Aragon described the lacerations on the thighs. “Is that part of the ritual, or another anomaly, like the writing on the prayer flags?”

“The body is opened to ease its use by creatures of the air and speed transformation of the corporeal individual. In some ceremonies the viscera are exposed.”

“The body is opened after death?”

“Of course. This is a burial ceremony.”

“This girl was alive when she was cut.”

“Perhaps you have a sacrifice, not a burial.”

“The wrists almost suggest suicide. But with the legs, I can’t buy it.”

“The possibility of suicide makes me no happier.” Buff Roshi tilted her head to the sky, sighed, came back. “Buddhist views are more complicated than you find in Christianity’s blanket condemnation. Some Buddhists say saints would not kill themselves, though we have contrary accounts. Some hold the belief that the truly enlightened, those who have mastered themselves, may choose as they please in regards to the death of their mortal carcass. For the unenlightened, Buddhist ethics prohibit suicide. It is an irrational act of desperation and folly. In her next life she must again face that desperation and the evil fruit of seeking annihilation. Was this young woman perhaps suffering a terminal illness?”

“The autopsy found minor liver damage, maybe from substance abuse. Otherwise, an attractive, healthy young woman.”

“And the writing on the flags?”

“Tentatively identified as Ogham, which I’m told was the language of Druid priests.”

“I think you’ll find your answer in the message of those flags.” Buff Roshi folded her hands. “I must tell you I am very disturbed by this. I see a perversion of Buddhist beliefs and practices. Now I fear the same has been done to the faith of my Wiccan friends. Many of their ceremonies are conducted using the old Druids’ language.”

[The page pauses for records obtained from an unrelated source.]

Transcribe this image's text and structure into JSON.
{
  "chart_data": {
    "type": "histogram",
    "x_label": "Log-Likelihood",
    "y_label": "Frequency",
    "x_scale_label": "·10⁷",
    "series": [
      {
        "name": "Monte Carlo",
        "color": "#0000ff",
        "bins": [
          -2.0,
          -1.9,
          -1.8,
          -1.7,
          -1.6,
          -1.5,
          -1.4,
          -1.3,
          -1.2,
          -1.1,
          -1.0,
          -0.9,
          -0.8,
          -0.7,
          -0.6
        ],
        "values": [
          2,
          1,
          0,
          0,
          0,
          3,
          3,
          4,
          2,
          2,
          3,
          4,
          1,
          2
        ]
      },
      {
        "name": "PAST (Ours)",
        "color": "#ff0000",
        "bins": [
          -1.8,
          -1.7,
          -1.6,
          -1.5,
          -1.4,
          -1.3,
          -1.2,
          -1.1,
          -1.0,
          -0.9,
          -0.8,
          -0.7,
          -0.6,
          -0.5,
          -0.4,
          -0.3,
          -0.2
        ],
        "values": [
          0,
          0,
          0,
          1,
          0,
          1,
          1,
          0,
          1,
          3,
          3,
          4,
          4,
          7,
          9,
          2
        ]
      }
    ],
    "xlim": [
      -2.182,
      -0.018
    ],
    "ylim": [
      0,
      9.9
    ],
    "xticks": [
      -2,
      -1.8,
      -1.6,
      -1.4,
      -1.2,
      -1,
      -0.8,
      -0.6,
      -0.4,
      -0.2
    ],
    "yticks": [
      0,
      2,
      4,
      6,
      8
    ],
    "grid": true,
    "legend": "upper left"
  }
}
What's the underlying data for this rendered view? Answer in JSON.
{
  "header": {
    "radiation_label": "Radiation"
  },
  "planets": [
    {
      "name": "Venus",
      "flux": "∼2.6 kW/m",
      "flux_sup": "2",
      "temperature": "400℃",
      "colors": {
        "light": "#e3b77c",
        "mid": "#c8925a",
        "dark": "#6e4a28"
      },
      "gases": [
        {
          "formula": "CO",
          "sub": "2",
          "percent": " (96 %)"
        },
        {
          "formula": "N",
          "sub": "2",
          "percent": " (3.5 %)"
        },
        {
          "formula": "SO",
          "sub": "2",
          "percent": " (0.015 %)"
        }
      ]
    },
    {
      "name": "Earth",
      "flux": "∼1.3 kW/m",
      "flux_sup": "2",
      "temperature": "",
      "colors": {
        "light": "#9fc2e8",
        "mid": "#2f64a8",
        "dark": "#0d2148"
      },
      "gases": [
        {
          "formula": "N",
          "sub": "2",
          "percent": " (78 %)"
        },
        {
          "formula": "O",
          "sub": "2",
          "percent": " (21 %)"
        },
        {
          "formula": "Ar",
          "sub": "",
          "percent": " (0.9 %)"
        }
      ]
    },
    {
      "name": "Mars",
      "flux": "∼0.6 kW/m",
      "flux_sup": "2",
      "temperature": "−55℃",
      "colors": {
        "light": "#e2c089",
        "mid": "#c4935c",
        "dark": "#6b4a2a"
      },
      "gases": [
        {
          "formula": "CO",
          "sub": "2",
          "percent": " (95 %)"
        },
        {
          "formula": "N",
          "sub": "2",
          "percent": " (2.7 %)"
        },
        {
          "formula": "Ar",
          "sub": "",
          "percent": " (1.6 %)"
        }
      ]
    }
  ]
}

Another war wagon rolled by beyond the walls. Aragon waited for its clamor to pass before continuing.

“I have one more thing to ask. Our girl had sex shortly before she died. Does that fit at all with this transformation thing?”

“Transformation thing. I may use that in my lessons on nirvana.”

“I didn’t mean to … ”

“No, I like it.” The Roshi smiled. “About sex. Buddhism does not see one’s genitals as a pathway to enlightenment. But Wicca in its original form was a fertility religion.” She held up two fingers of her right hand and closed her eyes. Aragon wondered if she was shutting out the world or searching her memory. She opened her eyes with a look of sadness. “A woman in Albuquerque a few years ago, Sylvia something—as in sylvan forests and woods—used sex in a self-shaped transformation ritual. She killed her partner when he was inside her. That is desecration in any faith tradition.”

“I remember. A young Anglo woman picked up an older man, Hispanic, father of three. I think they met in a casino. Took him to the mountains, and killed him as he came under a full moon. The experience was supposed to change her, and it worked. Changed her from a young woman with a future to a lifer without parole.”

“Let’s change the subject,” Buff Roshi said, and took Aragon’s hand, an old friend again, not so much the religious official. “I really want to hear about your life, why you became a police officer, what that’s like. Maybe you could join us for an introduction to meditation. A guided introduction. With the stress and horrors of your work, you might find it beneficial. Do you ever wonder why the people you pursue do what they do?”

Only if it helps me nail them. I could give a fuck what makes them tick.

That’s what she’d say to another cop. To this gentle woman she said, “Thanks, Buff. I’ll keep it in mind.”